The organisation increased the cash generated from operating activities to R3,1-billion. On inclusion of the gross amount generated on “PINless top-ups”, the effective increase equated to 10

On 2 August 2017, Blue Label, through its wholly owned subsidiary The Prepaid Company, acquired 45% of Cell C and 47.37% of 3G Mobile for R5,5-billion and R0,9-billion respectively.

Earnings comprised the group’s share of profits in Cell C of R928-million, which included the recognition of an increase in a deferred tax asset of R1,92-billion, of which the group’s 45% share amounted to R865-million, and its share of profits in 3G Mobile of R36-million.

The balance pertained to the remaining companies within the group, inclusive of once-off costs of an imputed IFRS interest adjustment of R21-million attributable to the deferred payment of R650-million relating to the acquisition of 3G Mobile.

The core headline earnings in the current period were negatively impacted by R91-million as a result of the cessation of early settlement discounts and interest forfeiture in lieu of the utilisation of working capital resources to fund the cash element of the Cell C acquisition.

Growth in revenue of 2% was organically achieved through continued expansion of distribution channels.
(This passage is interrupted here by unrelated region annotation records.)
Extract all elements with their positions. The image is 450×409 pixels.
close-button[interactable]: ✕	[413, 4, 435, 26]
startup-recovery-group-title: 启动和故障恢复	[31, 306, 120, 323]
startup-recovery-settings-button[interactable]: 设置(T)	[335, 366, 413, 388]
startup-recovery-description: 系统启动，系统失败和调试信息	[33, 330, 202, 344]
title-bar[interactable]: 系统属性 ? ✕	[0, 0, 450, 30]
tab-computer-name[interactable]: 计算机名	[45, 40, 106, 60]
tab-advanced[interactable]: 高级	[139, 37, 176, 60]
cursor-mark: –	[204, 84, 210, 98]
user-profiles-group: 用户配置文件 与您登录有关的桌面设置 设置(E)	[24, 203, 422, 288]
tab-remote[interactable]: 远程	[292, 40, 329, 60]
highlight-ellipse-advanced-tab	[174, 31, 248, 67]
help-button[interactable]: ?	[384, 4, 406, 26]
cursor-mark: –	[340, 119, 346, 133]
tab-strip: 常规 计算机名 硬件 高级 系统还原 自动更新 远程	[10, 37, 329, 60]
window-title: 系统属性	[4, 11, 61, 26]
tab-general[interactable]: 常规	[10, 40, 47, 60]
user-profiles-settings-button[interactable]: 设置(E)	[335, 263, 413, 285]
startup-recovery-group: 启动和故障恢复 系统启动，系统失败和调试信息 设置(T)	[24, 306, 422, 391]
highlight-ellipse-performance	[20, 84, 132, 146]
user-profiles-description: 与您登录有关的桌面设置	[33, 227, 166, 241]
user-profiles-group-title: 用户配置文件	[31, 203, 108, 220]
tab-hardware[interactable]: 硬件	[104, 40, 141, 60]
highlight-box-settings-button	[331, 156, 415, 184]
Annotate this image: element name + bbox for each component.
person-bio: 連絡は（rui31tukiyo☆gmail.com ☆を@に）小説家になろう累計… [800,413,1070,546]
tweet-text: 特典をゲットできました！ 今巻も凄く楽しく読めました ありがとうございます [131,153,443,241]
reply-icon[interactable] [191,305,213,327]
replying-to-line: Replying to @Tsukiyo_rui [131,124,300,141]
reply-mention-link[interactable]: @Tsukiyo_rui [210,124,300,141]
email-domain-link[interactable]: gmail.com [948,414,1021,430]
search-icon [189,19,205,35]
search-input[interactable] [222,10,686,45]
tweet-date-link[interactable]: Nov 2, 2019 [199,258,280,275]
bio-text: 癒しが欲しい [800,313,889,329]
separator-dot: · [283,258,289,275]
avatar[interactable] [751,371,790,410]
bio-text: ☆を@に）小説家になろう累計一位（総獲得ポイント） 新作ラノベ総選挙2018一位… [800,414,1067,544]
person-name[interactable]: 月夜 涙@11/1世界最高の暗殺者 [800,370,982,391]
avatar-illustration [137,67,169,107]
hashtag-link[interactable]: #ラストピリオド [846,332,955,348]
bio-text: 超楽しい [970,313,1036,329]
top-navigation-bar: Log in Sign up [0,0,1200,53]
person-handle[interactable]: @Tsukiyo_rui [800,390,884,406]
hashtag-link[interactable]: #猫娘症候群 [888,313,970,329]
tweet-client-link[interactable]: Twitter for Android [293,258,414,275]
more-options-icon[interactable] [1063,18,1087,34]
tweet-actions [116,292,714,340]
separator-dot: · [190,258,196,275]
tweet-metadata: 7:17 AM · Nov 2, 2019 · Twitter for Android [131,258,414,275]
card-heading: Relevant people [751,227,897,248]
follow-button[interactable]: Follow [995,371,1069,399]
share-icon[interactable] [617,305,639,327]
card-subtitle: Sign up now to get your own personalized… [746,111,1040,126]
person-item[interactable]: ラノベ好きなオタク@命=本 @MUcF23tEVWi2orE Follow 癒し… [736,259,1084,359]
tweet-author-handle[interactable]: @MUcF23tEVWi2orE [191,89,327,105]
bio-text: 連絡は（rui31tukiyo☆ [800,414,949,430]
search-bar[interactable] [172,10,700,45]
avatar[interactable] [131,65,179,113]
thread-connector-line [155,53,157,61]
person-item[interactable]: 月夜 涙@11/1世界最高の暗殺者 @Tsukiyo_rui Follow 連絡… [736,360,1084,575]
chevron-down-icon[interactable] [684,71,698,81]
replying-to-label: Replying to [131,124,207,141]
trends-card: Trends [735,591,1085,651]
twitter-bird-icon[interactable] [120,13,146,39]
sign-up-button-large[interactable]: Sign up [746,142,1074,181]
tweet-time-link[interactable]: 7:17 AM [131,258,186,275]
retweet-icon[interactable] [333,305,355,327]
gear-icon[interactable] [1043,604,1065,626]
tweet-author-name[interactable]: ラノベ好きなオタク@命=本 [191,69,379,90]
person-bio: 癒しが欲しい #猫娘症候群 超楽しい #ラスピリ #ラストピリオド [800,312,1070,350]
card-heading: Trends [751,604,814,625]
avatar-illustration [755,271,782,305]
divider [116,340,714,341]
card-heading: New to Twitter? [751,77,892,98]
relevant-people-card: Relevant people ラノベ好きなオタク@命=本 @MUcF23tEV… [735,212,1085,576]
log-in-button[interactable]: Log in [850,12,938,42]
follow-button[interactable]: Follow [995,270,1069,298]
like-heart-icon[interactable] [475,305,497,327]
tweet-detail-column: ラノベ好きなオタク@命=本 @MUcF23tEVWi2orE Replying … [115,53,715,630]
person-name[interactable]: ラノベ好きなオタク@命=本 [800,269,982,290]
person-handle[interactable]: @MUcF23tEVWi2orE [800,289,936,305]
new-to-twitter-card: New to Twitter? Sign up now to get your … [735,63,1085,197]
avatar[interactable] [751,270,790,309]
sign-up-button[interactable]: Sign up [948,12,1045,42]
Amounts generated on “PINless top-ups” increased by R1,2-billion from R2,8-billion to R4-billion, equating to an effective increase in South African Distribution of 10%, in that only the gross profit earned thereon is recognised.

Net commissions earned on the distribution of prepaid electricity continued to increase, escalating by R21-million to R124-million (21%) on an increase in revenue generated on behalf of the utilities from R6,9-billion to R8,4-billion (20%).

Gross profit margins declined from 7,84% to 7,68%, primarily attributable to the forfeiture of R50-million of early settlement discounts in lieu of the utilisation of working capital resources to fund the cash element of the Cell C acquisition.